Nothing surprising here, CoreML offers significant performance improvements on iPhone 14 with a recent ANE (Apple Neural Engine):

graph

The drawback is CoreML model caching:

graph

Even for the “small” model, the once-off caching time is less than 6 seconds on an iPhone14 Pro. Once I have upgraded to iOS 17 I will know if there’s a change, but I don’t have another phone to install the Beta on.

For recent phones the recommendation is to use CoreML on macOS 13.

CPU vs CoreML on macOS 13

Here are the results for transcribing 30 seconds of audio without CoreML:

graph

On a Mac the CoreML improvement is significant but not as impressive as on an iPhone14 Pro. The M1 Max has a previous generation of ANE (I think it’s from the iPhone 13), which explains the discrepancy.
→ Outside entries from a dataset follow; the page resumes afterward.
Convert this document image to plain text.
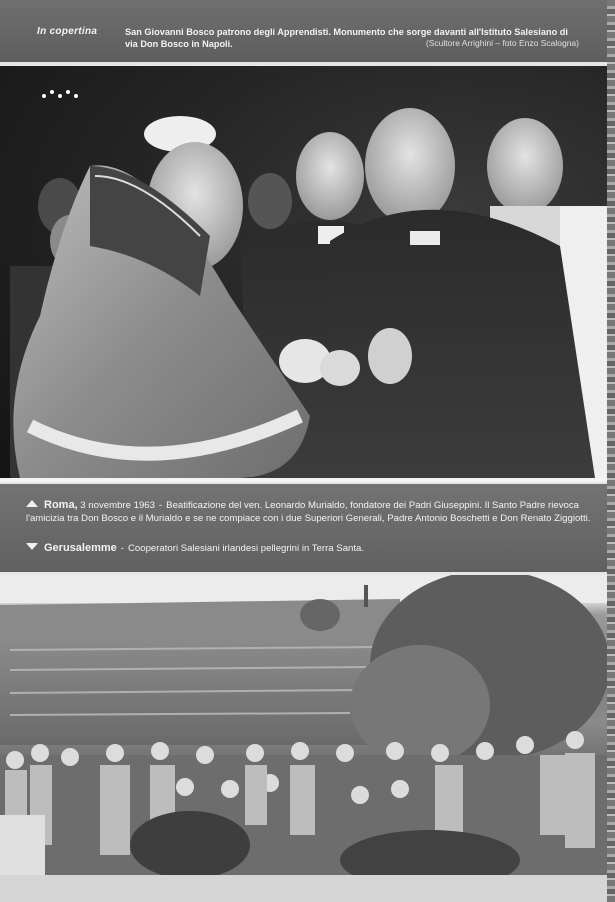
In copertina	San Giovanni Bosco patrono degli Apprendisti. Monumento che sorge davanti all'Istituto Salesiano di via Don Bosco in Napoli.	(Scultore Arrighini – foto Enzo Scalogna)
Roma, 3 novembre 1963 - Beatificazione del ven. Leonardo Murialdo, fondatore dei Padri Giuseppini. Il Santo Padre rievoca l'amicizia tra Don Bosco e il Murialdo e se ne compiace con i due Superiori Generali, Padre Antonio Boschetti e Don Renato Ziggiotti.
Gerusalemme - Cooperatori Salesiani irlandesi pellegrini in Terra Santa.
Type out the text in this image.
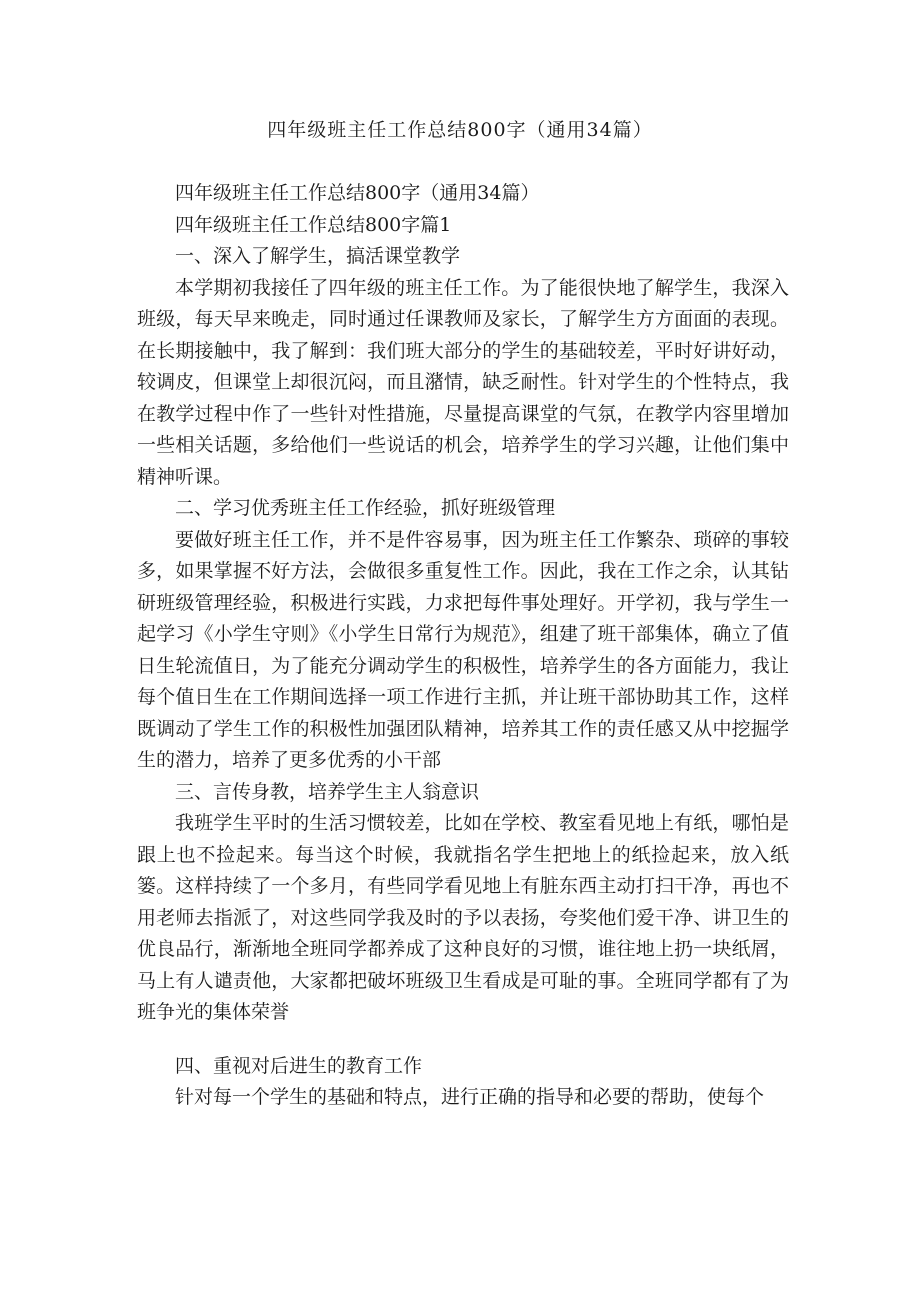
四年级班主任工作总结800字（通用34篇）

四年级班主任工作总结800字（通用34篇）

四年级班主任工作总结800字篇1

一、深入了解学生，搞活课堂教学

本学期初我接任了四年级的班主任工作。为了能很快地了解学生，我深入班级，每天早来晚走，同时通过任课教师及家长，了解学生方方面面的表现。在长期接触中，我了解到：我们班大部分的学生的基础较差，平时好讲好动，较调皮，但课堂上却很沉闷，而且潴情，缺乏耐性。针对学生的个性特点，我在教学过程中作了一些针对性措施，尽量提高课堂的气氛，在教学内容里增加一些相关话题，多给他们一些说话的机会，培养学生的学习兴趣，让他们集中精神听课。

二、学习优秀班主任工作经验，抓好班级管理

要做好班主任工作，并不是件容易事，因为班主任工作繁杂、琐碎的事较多，如果掌握不好方法，会做很多重复性工作。因此，我在工作之余，认其钻研班级管理经验，积极进行实践，力求把每件事处理好。开学初，我与学生一起学习《小学生守则》《小学生日常行为规范》，组建了班干部集体，确立了值日生轮流值日，为了能充分调动学生的积极性，培养学生的各方面能力，我让每个值日生在工作期间选择一项工作进行主抓，并让班干部协助其工作，这样既调动了学生工作的积极性加强团队精神，培养其工作的责任感又从中挖掘学生的潜力，培养了更多优秀的小干部

三、言传身教，培养学生主人翁意识

我班学生平时的生活习惯较差，比如在学校、教室看见地上有纸，哪怕是跟上也不捡起来。每当这个时候，我就指名学生把地上的纸捡起来，放入纸篓。这样持续了一个多月，有些同学看见地上有脏东西主动打扫干净，再也不用老师去指派了，对这些同学我及时的予以表扬，夸奖他们爱干净、讲卫生的优良品行，渐渐地全班同学都养成了这种良好的习惯，谁往地上扔一块纸屑，马上有人谴责他，大家都把破坏班级卫生看成是可耻的事。全班同学都有了为班争光的集体荣誉

四、重视对后进生的教育工作

针对每一个学生的基础和特点，进行正确的指导和必要的帮助，使每个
BUT there is a problem with “small” on macOS 13… it can take 17 minutes to cache:

graph

The good news is that there’s a fix in macOS 14 Beta, so “small” now caches in 34 seconds instead of 17 minutes:

graph

Inference time macOS 13 vs 14 Beta

I mentioned the current macOS 14 Beta is significantly slower:

graph

The same slowdown also occurs for CoreML. I don’t know the reason for the slowdown, I hope that it improves when macOS is released. If not, I will have to investigate.

Conclusion

As you can see there are some tricky considerations to using the Whisper models on different platforms and devices. My aim is to choose sensible defaults but let the user choose the configurations they want (with good info to support those decisions).

The next version of Hello Transcribe will offer significantly more in terms of configuring models, e.g. setting CoreML per model & beam search size. This will be supported in the UI to do a fast switch between configurations (e.g. two-tap or click change to a faster or more accurate model for the current task).